The warning has so far had little impact on investors.
Shares of Nvidia, which makes semiconductor chips used to power AI, continued to rise higher and higher. The excitement over AI is so intense that Nvidia’s extreme stock valuation is apparently of little concern. Some pundits and investors even credit the sudden emergence of AI with saving the broad market from worries of a potential recession, debt ceiling crisis, and other bearish hobgoblins.
How hot is Nvidia? Many investors are talking about stocks and AI, with a language rarely heard in typically stuffy financial circles. Susquehanna Financial Group semiconductor analyst Christopher Rolland told clients in a recent note that Nvidia’s earnings report was “an unfathomable beat as generative AI and accelerated computing flex. It looks like the new gold rush is upon us and Nvidia is selling out all the picks and shovels.
This year, Nvidia stock is up about 174%. The stock chart reveals extraordinary trading volumes and such bullish momentum that it’s as if the laws of gravity – and markets – don’t apply.
While such setups typically inspire bearish trading strategies that would benefit from a drop in stocks, Nvidia could be an exception to the rule. At least temporarily.
The main debate in the markets now revolves around how best to mine Nvidia shares besides owning them outright. Many investors choose to lease it in the options market. Call options, which increase in value as a stock’s price increases, cost a fraction of the stock’s price and offer investors a way to risk less money chasing after a hot stock.
Aggressive investors looking to take advantage of Nvidia’s surge might consider a “call spread,” which involves buying one call and selling another to take advantage of a rise in the stock price. The strategy is a favorite of many professional traders because the potential returns can be significant while the amount of money tied to the strategy is less than simply buying a call.
With Nvidia shares at $401.11, the July call at $415 could be bought for around $24 and the July call at $475 could be sold for around $8. The spread cost $16. If Nvidia is at $475 at expiration, the spread is worth a maximum profit of $60.
The return potential is attractive, but there is nothing certain about the strategy except tail risk. Any stock that has advanced as quickly and aggressively as Nvidia over the past week almost always succumbs to its own momentum.
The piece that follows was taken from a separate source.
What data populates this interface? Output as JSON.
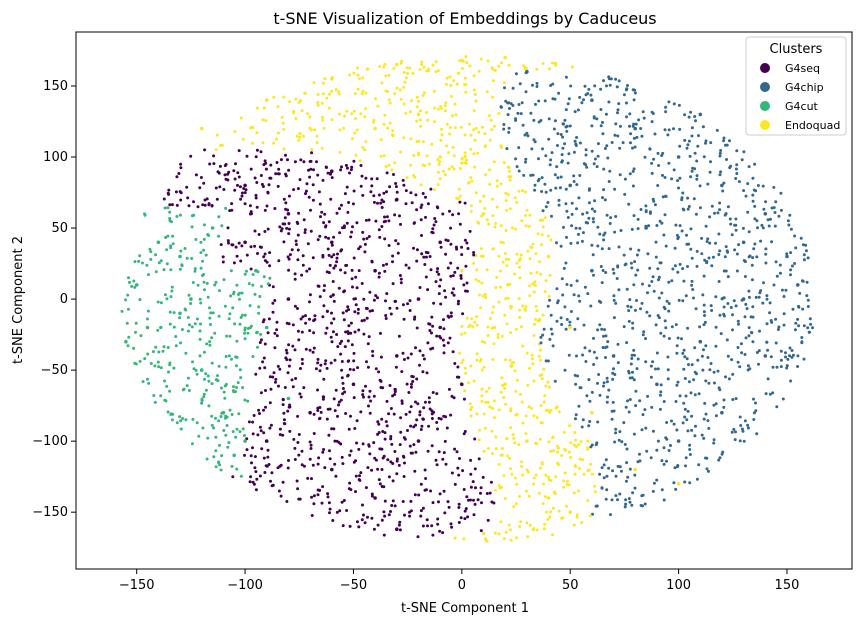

After a while, almost everyone who wants to buy the stock has done so, and there is little money left to drive the price up.
If Nvidia declines and trades below $415, the trade fails. To break even, the stock must reach at least $431. Over the past 52 weeks, Nvidia stock has ranged from $108.13 to $419.38.
Steven M. Sears is President and Chief Operating Officer of Options Solutions, a company specializing in asset management. Neither he nor the company has a position in the options or the underlying securities mentioned in this column.